California Worker’s Compensation Laws

California worker’s compensation laws are applicable since the year 1913 when the Boynton Act was first enacted. However, it was since 1917 when the state government made the compensation coverage mandatory for the employers. As per these laws, when job-related injuries or illnesses result in temporary or permanent disability for employees, they are entitled for compensation from their employers. The amount of compensation does not just cover the medical expenses but also the wages loss thus caused. Unlike the majority of other states in the United States of America, California does not even require an injured employee to sue the employer in a court. The provisions of the state laws have been designed in such a way that ensures immediate medical and financial benefits to the injured employees. Following is a brief rundown on some of the major aspects of these laws.

Legal Requirements For Employers

As per the California worker’s compensation laws, the state has adopted a compulsory system for compensation to those employees who get injured at the workplace on a no-fault basis. It is legally mandatory for all employers who are running their businesses in the state of California to obtain a suitable worker’s compensation insurance policy. Alternatively, they can contact the state Director of Industrial Relations and obtain a certificate of consent to self-insure from them. Failure to meet these legal requirements is considered as a misdemeanor, which may result in up to $10000 of monetary fine and/or up to twelve months in jail imprisonment.

Choice Of Physician

In California, a self-insured employer or a worker’s compensation insurer often establish a group of health care providers, known as MPN (Medical Provider Network). An injured employee must choose a physician from this group to for the treatment of work-related injuries. However, the California worker’s compensation laws also allow certain exceptions. For example, the employees while signing up for the job get an option to declare if they will use their personal physician for the treatment of job-related injuries. If a personal physician has been pre-designated, the injured employee will have an option to choose either his or her personal care provider or someone from the Medical Provider Network as established by the employer or their workers compensation insurer. Here. It is important to note that the pre-designated option is usually applicable in those organizations that meet certain basic legal criteria in this regard. For example, this option can be used –
- if the employee has already notified the employer in advance about it,
- if the personal physician selected by the employee has provided his or her consent to treat job-related injuries,
- if the chosen health care provider has the past medical records of the employee resulting from the previous treatments, or
- if the employer is providing group health coverage.

Death Benefits

In cases, where an employee dies because of an accident at the workplace or because of an illness or injury caused by hazardous factors available at the workplace, the California worker’s compensation laws provide death benefits to the immediate family members of the victim. The eligible members to receive these types of benefits include the surviving dependents, such as children and/or the surviving spouse.

Permanent Disability Benefits

The state laws also provide permanent disability benefits to those employees who are unable to return to work because of the injuries or illness caused at the workplace.
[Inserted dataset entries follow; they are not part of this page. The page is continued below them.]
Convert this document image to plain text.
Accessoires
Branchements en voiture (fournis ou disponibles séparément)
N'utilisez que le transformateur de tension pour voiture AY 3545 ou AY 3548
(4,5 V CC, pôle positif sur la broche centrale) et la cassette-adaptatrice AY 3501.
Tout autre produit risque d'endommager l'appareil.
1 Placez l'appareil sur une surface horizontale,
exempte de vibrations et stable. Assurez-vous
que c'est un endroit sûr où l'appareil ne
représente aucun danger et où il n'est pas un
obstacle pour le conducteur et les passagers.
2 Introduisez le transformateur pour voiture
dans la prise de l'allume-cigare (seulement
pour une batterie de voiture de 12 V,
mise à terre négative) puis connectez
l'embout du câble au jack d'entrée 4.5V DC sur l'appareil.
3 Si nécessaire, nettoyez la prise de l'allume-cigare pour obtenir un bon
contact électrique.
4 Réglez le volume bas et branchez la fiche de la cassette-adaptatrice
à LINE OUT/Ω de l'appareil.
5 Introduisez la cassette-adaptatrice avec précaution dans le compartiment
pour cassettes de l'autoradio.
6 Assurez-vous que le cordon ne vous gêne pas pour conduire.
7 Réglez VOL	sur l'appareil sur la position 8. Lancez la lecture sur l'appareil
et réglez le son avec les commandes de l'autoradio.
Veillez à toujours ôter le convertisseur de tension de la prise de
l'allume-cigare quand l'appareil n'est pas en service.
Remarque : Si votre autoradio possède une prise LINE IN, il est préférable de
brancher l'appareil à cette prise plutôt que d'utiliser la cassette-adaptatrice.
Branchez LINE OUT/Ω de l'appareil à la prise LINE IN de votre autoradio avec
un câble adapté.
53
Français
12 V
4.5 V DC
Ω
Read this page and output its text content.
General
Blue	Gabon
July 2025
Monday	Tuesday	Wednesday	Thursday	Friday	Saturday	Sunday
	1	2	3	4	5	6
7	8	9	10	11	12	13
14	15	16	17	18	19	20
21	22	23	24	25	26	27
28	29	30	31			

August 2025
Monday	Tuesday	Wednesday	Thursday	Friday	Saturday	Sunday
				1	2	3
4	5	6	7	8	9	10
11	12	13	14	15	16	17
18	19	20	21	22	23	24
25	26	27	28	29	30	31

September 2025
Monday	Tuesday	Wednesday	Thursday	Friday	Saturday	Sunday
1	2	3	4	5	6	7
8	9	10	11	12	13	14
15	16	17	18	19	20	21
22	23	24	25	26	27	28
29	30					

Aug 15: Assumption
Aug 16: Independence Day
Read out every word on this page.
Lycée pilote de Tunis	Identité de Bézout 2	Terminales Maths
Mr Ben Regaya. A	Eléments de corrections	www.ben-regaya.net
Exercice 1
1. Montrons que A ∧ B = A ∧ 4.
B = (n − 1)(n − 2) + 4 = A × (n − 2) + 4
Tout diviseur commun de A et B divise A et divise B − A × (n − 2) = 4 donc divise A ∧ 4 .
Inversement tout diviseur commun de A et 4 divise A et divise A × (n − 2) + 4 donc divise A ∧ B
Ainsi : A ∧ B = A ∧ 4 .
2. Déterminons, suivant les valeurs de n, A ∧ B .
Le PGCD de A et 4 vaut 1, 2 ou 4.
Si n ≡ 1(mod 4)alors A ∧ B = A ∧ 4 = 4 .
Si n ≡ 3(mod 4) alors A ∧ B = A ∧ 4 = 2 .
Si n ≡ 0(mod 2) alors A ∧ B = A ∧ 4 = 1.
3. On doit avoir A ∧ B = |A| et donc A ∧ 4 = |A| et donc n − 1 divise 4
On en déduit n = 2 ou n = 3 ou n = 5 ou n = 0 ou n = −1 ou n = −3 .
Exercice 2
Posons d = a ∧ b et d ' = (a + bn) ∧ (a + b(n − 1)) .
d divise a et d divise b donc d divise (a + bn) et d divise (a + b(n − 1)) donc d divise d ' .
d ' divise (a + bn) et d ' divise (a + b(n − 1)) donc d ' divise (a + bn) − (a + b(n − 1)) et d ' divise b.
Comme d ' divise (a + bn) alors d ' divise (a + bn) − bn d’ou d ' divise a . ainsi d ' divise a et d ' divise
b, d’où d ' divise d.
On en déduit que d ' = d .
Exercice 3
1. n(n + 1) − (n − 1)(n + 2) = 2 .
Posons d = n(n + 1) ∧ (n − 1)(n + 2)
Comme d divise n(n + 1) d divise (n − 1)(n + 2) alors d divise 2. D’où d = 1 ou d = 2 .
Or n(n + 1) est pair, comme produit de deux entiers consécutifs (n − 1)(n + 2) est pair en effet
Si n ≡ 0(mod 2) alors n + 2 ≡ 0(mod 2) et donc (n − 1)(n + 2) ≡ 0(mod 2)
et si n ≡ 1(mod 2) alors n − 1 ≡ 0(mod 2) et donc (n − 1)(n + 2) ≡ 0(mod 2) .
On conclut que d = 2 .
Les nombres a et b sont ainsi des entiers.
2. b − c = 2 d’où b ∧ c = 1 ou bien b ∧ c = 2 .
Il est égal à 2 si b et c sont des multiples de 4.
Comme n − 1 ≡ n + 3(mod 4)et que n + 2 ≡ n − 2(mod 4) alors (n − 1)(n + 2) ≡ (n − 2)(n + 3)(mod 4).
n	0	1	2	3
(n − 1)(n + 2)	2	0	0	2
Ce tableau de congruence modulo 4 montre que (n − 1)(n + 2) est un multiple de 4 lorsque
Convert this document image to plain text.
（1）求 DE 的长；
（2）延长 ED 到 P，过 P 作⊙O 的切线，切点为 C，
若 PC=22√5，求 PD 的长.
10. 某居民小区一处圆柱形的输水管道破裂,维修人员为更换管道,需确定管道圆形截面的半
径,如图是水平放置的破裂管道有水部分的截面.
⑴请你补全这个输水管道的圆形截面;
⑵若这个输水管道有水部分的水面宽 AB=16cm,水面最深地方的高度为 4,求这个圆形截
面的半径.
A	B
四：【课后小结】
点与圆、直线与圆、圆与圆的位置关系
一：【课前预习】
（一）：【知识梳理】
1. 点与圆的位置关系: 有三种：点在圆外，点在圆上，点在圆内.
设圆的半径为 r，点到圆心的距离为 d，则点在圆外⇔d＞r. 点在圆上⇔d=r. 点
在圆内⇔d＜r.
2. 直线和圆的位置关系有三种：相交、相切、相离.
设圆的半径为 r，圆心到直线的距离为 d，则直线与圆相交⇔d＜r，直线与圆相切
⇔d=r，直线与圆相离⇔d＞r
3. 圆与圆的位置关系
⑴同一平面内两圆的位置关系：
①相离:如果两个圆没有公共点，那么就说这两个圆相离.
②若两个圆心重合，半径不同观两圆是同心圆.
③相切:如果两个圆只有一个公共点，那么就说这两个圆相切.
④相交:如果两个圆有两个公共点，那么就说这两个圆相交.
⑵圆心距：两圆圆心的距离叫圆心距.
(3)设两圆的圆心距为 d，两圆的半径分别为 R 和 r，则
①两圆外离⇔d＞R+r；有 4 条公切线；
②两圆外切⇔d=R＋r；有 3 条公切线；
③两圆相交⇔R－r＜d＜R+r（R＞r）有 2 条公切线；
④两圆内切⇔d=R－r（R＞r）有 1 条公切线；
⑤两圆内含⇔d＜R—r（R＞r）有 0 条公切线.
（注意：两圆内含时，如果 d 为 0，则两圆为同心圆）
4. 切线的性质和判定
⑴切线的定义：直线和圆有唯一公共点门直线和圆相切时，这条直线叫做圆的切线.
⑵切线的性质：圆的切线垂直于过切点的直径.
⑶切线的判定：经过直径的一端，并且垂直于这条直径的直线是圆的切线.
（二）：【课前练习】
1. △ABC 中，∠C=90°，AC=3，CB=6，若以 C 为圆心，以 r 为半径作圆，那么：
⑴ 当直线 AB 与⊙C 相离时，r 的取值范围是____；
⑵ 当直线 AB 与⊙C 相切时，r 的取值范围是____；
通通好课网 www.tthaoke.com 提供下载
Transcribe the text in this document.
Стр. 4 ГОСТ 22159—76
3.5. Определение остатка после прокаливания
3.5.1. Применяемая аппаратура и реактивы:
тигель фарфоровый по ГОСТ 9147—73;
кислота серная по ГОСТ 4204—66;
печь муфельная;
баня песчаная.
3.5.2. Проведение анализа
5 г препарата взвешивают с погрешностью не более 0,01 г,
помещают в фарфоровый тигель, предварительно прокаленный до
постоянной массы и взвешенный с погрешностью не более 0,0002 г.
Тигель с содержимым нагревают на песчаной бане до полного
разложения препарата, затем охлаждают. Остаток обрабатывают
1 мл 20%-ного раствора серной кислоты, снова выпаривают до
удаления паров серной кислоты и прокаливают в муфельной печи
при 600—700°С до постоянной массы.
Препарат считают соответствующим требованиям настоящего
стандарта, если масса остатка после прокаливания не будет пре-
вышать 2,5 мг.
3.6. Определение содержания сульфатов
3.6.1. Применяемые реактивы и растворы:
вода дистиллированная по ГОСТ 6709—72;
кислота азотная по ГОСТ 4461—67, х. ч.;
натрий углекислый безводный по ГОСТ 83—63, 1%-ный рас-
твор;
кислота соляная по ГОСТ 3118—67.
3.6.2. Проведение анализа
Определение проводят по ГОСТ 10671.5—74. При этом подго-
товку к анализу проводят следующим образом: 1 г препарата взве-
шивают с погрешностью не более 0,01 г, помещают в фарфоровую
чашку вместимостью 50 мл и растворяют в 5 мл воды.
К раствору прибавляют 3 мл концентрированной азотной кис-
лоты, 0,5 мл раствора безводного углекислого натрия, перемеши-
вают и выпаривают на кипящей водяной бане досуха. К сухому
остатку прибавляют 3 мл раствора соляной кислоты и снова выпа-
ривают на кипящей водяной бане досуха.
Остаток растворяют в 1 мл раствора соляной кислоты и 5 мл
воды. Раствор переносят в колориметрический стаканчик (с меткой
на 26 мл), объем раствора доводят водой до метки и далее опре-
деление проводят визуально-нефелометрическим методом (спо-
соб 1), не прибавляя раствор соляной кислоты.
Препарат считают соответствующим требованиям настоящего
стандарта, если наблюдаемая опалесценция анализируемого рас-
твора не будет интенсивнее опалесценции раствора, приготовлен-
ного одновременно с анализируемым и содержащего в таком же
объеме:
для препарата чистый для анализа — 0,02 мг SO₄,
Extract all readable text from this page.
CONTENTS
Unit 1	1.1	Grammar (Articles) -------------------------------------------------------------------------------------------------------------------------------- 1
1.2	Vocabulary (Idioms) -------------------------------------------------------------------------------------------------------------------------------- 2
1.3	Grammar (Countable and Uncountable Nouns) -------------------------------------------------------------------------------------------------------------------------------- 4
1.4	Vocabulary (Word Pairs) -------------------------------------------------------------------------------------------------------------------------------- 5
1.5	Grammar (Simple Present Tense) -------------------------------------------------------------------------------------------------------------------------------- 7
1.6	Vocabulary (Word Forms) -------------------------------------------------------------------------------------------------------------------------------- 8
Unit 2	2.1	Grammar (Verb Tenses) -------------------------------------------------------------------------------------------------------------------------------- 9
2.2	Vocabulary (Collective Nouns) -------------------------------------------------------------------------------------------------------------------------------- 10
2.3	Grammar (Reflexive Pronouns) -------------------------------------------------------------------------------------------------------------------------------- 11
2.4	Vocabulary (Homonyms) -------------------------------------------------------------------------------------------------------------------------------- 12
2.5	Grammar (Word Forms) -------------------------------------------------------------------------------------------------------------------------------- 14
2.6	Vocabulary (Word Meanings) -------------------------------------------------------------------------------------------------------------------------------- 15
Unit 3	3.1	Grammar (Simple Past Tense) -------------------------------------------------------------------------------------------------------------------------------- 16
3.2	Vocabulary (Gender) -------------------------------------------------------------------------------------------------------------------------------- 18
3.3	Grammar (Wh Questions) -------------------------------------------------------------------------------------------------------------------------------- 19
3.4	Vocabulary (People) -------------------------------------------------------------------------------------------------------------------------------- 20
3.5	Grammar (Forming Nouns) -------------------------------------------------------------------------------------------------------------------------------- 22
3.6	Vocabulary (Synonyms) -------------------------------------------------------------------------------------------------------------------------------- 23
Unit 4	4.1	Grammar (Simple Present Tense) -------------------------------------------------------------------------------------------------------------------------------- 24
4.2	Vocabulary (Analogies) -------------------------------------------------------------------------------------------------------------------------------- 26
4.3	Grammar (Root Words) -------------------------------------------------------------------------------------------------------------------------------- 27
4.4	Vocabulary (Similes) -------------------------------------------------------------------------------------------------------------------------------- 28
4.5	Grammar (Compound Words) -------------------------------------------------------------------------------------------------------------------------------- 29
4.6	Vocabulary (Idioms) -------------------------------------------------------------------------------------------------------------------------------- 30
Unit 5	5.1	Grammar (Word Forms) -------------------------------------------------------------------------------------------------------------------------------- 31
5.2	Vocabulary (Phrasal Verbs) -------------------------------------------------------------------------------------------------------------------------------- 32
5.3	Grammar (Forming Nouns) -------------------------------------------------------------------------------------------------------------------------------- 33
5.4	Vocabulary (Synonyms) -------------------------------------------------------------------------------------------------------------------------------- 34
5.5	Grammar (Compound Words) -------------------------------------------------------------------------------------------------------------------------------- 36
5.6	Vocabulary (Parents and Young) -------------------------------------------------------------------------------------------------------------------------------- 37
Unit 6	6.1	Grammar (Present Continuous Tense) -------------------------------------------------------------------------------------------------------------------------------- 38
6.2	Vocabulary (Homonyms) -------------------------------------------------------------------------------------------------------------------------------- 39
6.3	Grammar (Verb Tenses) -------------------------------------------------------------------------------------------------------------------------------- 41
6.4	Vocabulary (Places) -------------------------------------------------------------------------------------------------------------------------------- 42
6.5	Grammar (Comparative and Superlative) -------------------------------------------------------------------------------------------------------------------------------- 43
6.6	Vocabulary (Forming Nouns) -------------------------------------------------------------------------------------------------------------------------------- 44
There are certain provisions that have been explained under the state laws that are used to establish the amount of compensation in these types of cases. Some major factors that are taken into account in this regard include the salary or the wages of the employee before the injury occurred, the date of the injury, and the disability rating of the employee (severity of the disability). The workers compensation claim adjuster must start making the payments for the permanent disability benefits within two weeks after the time period for the temporary disability benefits end.

Temporary Disability Benefits

The California worker’s compensation laws have enacted certain provisions that make it mandatory for the employers to provide monetary compensation to the injured employees to cover the lost wages until they completely recover from the injuries. There are basically two provisions – temporary partial disability benefits to those employees who are able to do some work during the recovery period and temporary total disability benefits to those who cannot return to work unless they are completely recovered from the work-related injuries or illnesses. In general, these types of benefits amount to two-third of the gross monthly salary.

Though no specific provisions have been made under the California worker’s compensation laws to limit the attorney’s fee for such cases, a California workers compensation lawyer must first get the fees approved from the Department of Industrial relations on a case-by-case basis. As we can see, the laws are in favor of the employees, but these laws can benefit you only if you are well aware of your legal rights.